After a System Reboot, of a Windows Cluster where Dollar Universe was installed in Cluster Mode, all Uprocs go from Pending to Aborted with error "could not submit" displayed in Actions column and when trying to retrieve the job log, we get an error message "The related object could not be found".
While looking at the universe.log, we can see that DQM failed to start after the system reboot:
Jobs aborted because DQM engine was stopped.
Root cause it's due to an incorrect cluster configuration:
Dollar universe service IO and related engines ( DQM,CDJ,BVS,EEP,GSI) should be properly stopped in the first member of the cluster before trying to attempt to start (Failover) to the other member of the cluster.

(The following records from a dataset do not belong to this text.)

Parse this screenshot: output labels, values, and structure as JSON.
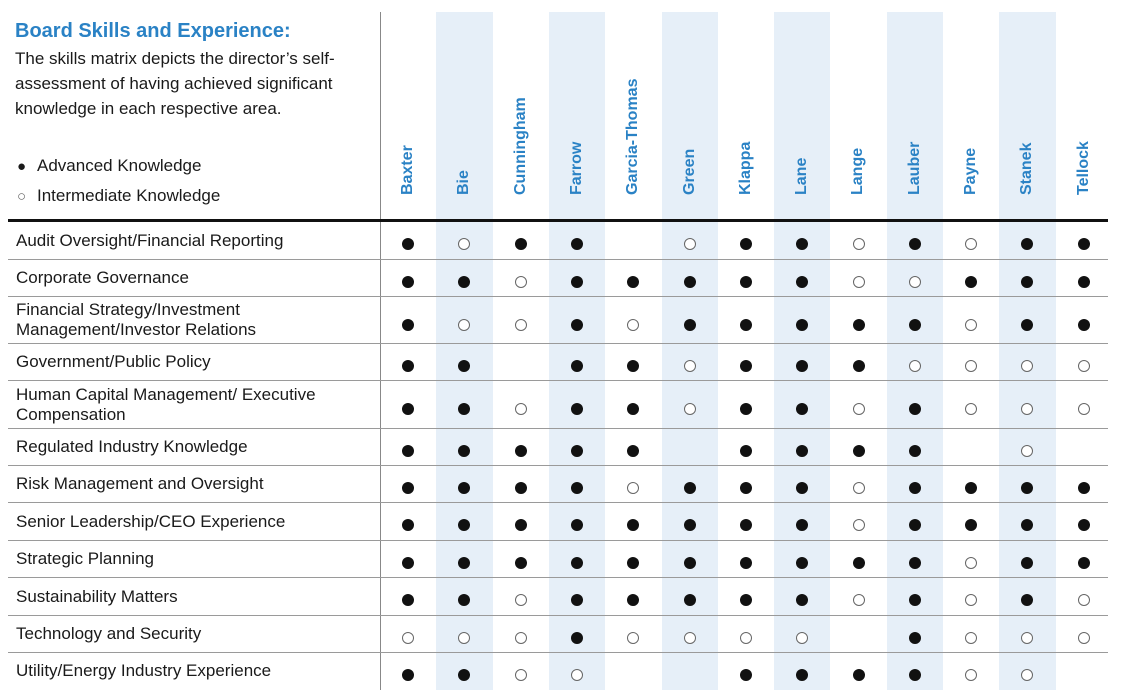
{
  "header": {
    "title": "Board Skills and Experience:",
    "description": "The skills matrix depicts the director’s self-assessment of having achieved significant knowledge in each respective area."
  },
  "legend": {
    "advanced_symbol": "●",
    "advanced_label": "Advanced Knowledge",
    "intermediate_symbol": "○",
    "intermediate_label": "Intermediate Knowledge"
  },
  "colors": {
    "accent": "#2a82c5",
    "stripe": "#e6eff8"
  },
  "directors": [
    "Baxter",
    "Bie",
    "Cunningham",
    "Farrow",
    "Garcia-Thomas",
    "Green",
    "Klappa",
    "Lane",
    "Lange",
    "Lauber",
    "Payne",
    "Stanek",
    "Tellock"
  ],
  "skills": [
    {
      "label": "Audit Oversight/Financial Reporting",
      "ratings": [
        "A",
        "I",
        "A",
        "A",
        "",
        "I",
        "A",
        "A",
        "I",
        "A",
        "I",
        "A",
        "A"
      ]
    },
    {
      "label": "Corporate Governance",
      "ratings": [
        "A",
        "A",
        "I",
        "A",
        "A",
        "A",
        "A",
        "A",
        "I",
        "I",
        "A",
        "A",
        "A"
      ]
    },
    {
      "label": "Financial Strategy/Investment Management/Investor Relations",
      "ratings": [
        "A",
        "I",
        "I",
        "A",
        "I",
        "A",
        "A",
        "A",
        "A",
        "A",
        "I",
        "A",
        "A"
      ]
    },
    {
      "label": "Government/Public Policy",
      "ratings": [
        "A",
        "A",
        "",
        "A",
        "A",
        "I",
        "A",
        "A",
        "A",
        "I",
        "I",
        "I",
        "I"
      ]
    },
    {
      "label": "Human Capital Management/ Executive Compensation",
      "ratings": [
        "A",
        "A",
        "I",
        "A",
        "A",
        "I",
        "A",
        "A",
        "I",
        "A",
        "I",
        "I",
        "I"
      ]
    },
    {
      "label": "Regulated Industry Knowledge",
      "ratings": [
        "A",
        "A",
        "A",
        "A",
        "A",
        "",
        "A",
        "A",
        "A",
        "A",
        "",
        "I",
        ""
      ]
    },
    {
      "label": "Risk Management and Oversight",
      "ratings": [
        "A",
        "A",
        "A",
        "A",
        "I",
        "A",
        "A",
        "A",
        "I",
        "A",
        "A",
        "A",
        "A"
      ]
    },
    {
      "label": "Senior Leadership/CEO Experience",
      "ratings": [
        "A",
        "A",
        "A",
        "A",
        "A",
        "A",
        "A",
        "A",
        "I",
        "A",
        "A",
        "A",
        "A"
      ]
    },
    {
      "label": "Strategic Planning",
      "ratings": [
        "A",
        "A",
        "A",
        "A",
        "A",
        "A",
        "A",
        "A",
        "A",
        "A",
        "I",
        "A",
        "A"
      ]
    },
    {
      "label": "Sustainability Matters",
      "ratings": [
        "A",
        "A",
        "I",
        "A",
        "A",
        "A",
        "A",
        "A",
        "I",
        "A",
        "I",
        "A",
        "I"
      ]
    },
    {
      "label": "Technology and Security",
      "ratings": [
        "I",
        "I",
        "I",
        "A",
        "I",
        "I",
        "I",
        "I",
        "",
        "A",
        "I",
        "I",
        "I"
      ]
    },
    {
      "label": "Utility/Energy Industry Experience",
      "ratings": [
        "A",
        "A",
        "I",
        "I",
        "",
        "",
        "A",
        "A",
        "A",
        "A",
        "I",
        "I",
        ""
      ]
    }
  ]
}
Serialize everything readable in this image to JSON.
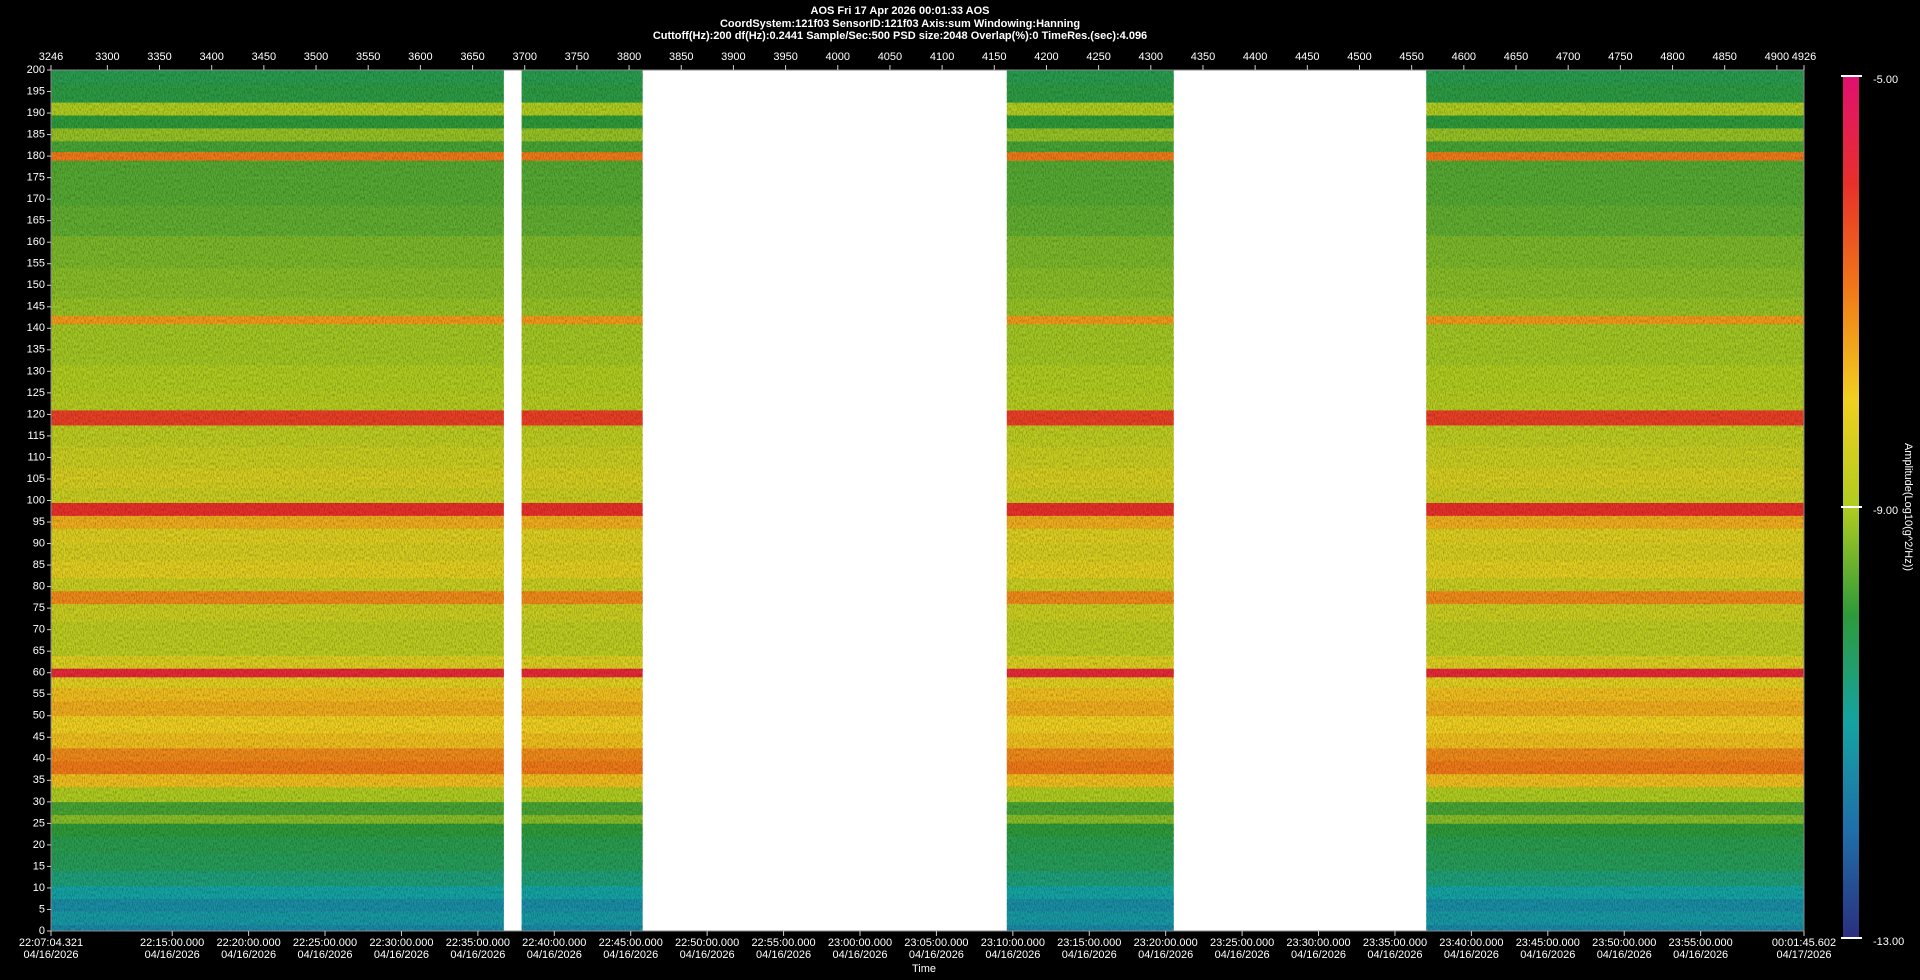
{
  "chart_data": {
    "type": "spectrogram",
    "title": "AOS  Fri 17 Apr 2026 00:01:33  AOS",
    "subtitle": [
      "CoordSystem:121f03   SensorID:121f03   Axis:sum   Windowing:Hanning",
      "Cuttoff(Hz):200   df(Hz):0.2441   Sample/Sec:500   PSD size:2048   Overlap(%):0   TimeRes.(sec):4.096"
    ],
    "xlabel": "Time",
    "colorbar_label": "Amplitude(Log10(g^2/Hz))",
    "xlim": [
      3246,
      4926
    ],
    "xticks": [
      3246,
      3300,
      3350,
      3400,
      3450,
      3500,
      3550,
      3600,
      3650,
      3700,
      3750,
      3800,
      3850,
      3900,
      3950,
      4000,
      4050,
      4100,
      4150,
      4200,
      4250,
      4300,
      4350,
      4400,
      4450,
      4500,
      4550,
      4600,
      4650,
      4700,
      4750,
      4800,
      4850,
      4900,
      4926
    ],
    "x2ticks": [
      {
        "value": 3246,
        "label": "22:07:04.321",
        "date": "04/16/2026"
      },
      {
        "value": 3362.13,
        "label": "22:15:00.000",
        "date": "04/16/2026"
      },
      {
        "value": 3435.37,
        "label": "22:20:00.000",
        "date": "04/16/2026"
      },
      {
        "value": 3508.61,
        "label": "22:25:00.000",
        "date": "04/16/2026"
      },
      {
        "value": 3581.85,
        "label": "22:30:00.000",
        "date": "04/16/2026"
      },
      {
        "value": 3655.1,
        "label": "22:35:00.000",
        "date": "04/16/2026"
      },
      {
        "value": 3728.34,
        "label": "22:40:00.000",
        "date": "04/16/2026"
      },
      {
        "value": 3801.58,
        "label": "22:45:00.000",
        "date": "04/16/2026"
      },
      {
        "value": 3874.82,
        "label": "22:50:00.000",
        "date": "04/16/2026"
      },
      {
        "value": 3948.06,
        "label": "22:55:00.000",
        "date": "04/16/2026"
      },
      {
        "value": 4021.3,
        "label": "23:00:00.000",
        "date": "04/16/2026"
      },
      {
        "value": 4094.54,
        "label": "23:05:00.000",
        "date": "04/16/2026"
      },
      {
        "value": 4167.79,
        "label": "23:10:00.000",
        "date": "04/16/2026"
      },
      {
        "value": 4241.03,
        "label": "23:15:00.000",
        "date": "04/16/2026"
      },
      {
        "value": 4314.27,
        "label": "23:20:00.000",
        "date": "04/16/2026"
      },
      {
        "value": 4387.51,
        "label": "23:25:00.000",
        "date": "04/16/2026"
      },
      {
        "value": 4460.75,
        "label": "23:30:00.000",
        "date": "04/16/2026"
      },
      {
        "value": 4533.99,
        "label": "23:35:00.000",
        "date": "04/16/2026"
      },
      {
        "value": 4607.23,
        "label": "23:40:00.000",
        "date": "04/16/2026"
      },
      {
        "value": 4680.48,
        "label": "23:45:00.000",
        "date": "04/16/2026"
      },
      {
        "value": 4753.72,
        "label": "23:50:00.000",
        "date": "04/16/2026"
      },
      {
        "value": 4826.96,
        "label": "23:55:00.000",
        "date": "04/16/2026"
      },
      {
        "value": 4926,
        "label": "00:01:45.602",
        "date": "04/17/2026"
      }
    ],
    "ylim": [
      0,
      200
    ],
    "yticks": [
      0,
      5,
      10,
      15,
      20,
      25,
      30,
      35,
      40,
      45,
      50,
      55,
      60,
      65,
      70,
      75,
      80,
      85,
      90,
      95,
      100,
      105,
      110,
      115,
      120,
      125,
      130,
      135,
      140,
      145,
      150,
      155,
      160,
      165,
      170,
      175,
      180,
      185,
      190,
      195,
      200
    ],
    "clim": [
      -13,
      -5
    ],
    "cticks": [
      {
        "value": -5,
        "label": "-5.00"
      },
      {
        "value": -9,
        "label": "-9.00"
      },
      {
        "value": -13,
        "label": "-13.00"
      }
    ],
    "colors": [
      "#2b2f7f",
      "#1f6fa8",
      "#15a3a3",
      "#2e9a3a",
      "#b0cc20",
      "#f0d020",
      "#f07a18",
      "#e8302a",
      "#e01070"
    ],
    "segments": [
      [
        3246,
        3680
      ],
      [
        3697,
        3813
      ],
      [
        4162,
        4322
      ],
      [
        4564,
        4926
      ]
    ],
    "profile": {
      "freq": [
        0,
        3,
        6,
        9,
        12,
        16,
        20,
        24,
        26,
        28,
        32,
        35,
        38,
        41,
        44,
        48,
        52,
        55,
        58,
        60,
        62,
        66,
        70,
        74,
        78,
        80,
        84,
        88,
        92,
        95,
        98,
        101,
        105,
        110,
        115,
        120,
        122,
        128,
        135,
        140,
        142,
        144,
        150,
        158,
        165,
        172,
        178,
        180,
        182,
        185,
        188,
        191,
        194,
        200
      ],
      "values": [
        -11.5,
        -11.2,
        -11.4,
        -11,
        -10.6,
        -10.3,
        -10.2,
        -10,
        -9.3,
        -9.8,
        -9,
        -7.8,
        -7,
        -7.2,
        -7.8,
        -8,
        -7.6,
        -7.8,
        -8.2,
        -5.8,
        -8.3,
        -8.8,
        -8.8,
        -8.6,
        -7.2,
        -8.6,
        -8.2,
        -8.4,
        -8.3,
        -7.6,
        -6,
        -8.6,
        -8.4,
        -8.6,
        -8.8,
        -6.2,
        -8.9,
        -9,
        -9.1,
        -9.1,
        -7.4,
        -9.2,
        -9.3,
        -9.4,
        -9.6,
        -9.7,
        -9.7,
        -7,
        -9.8,
        -9.2,
        -10,
        -9,
        -10.1,
        -10.2
      ]
    }
  }
}
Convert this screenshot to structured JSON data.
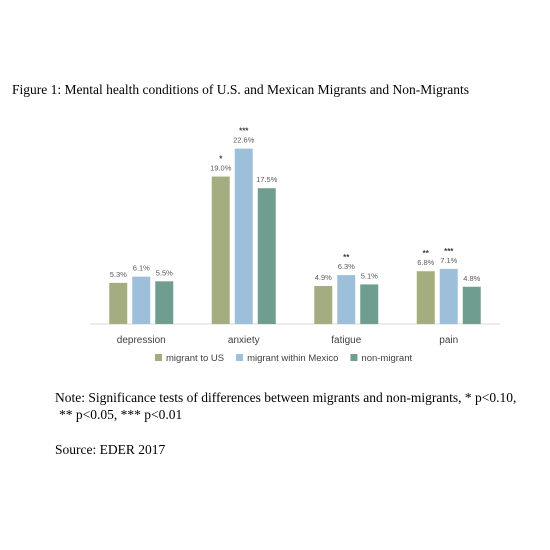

When the node stops correctly, the folder data\exp\local is emptied, as we can see here, it was not:
|INFO |X|IO |pid=p.t| o_Auth_ILocal_OWLS_Del_Ke | WARNING: local keys directory [D:\AUTOMIC\DUAS\COMPANY_NODE\data\exp\local] is not empty.
|INFO |X|IO |pid=p.t| o_Auth_ILocal_OWLS_Del_Ke | WARNING: deleting local keys before START.
Release : 6.x
Component : DOLLAR UNIVERSE
Environment: Windows Cluster
Make sure that you are using a dedicated virtual hostname/ virtual IP address to the Dollar Universe resources (not the same used for the Windows Failover or SQL Server).
Consequently, edit the Dollar Universe resource definition in the Windows Failover tool, adding the dependencies to the virtual hostname and virtual IP addresses and shared folder to the service IO_X.
There is no need to add the EEP/JEE services on the dollar universe cluster definition as they are automatically started or stopped when the IO service is started or stopped.
Once this is done, stop the IO service and validate that all related engines are properly stopped before attempting to start the node again.
In this case, killing the previous DQM / CDJ / BVS / GSI / EEP processes from the other server allowed to fix the issue, the same can be done restarting the associated Windows Server.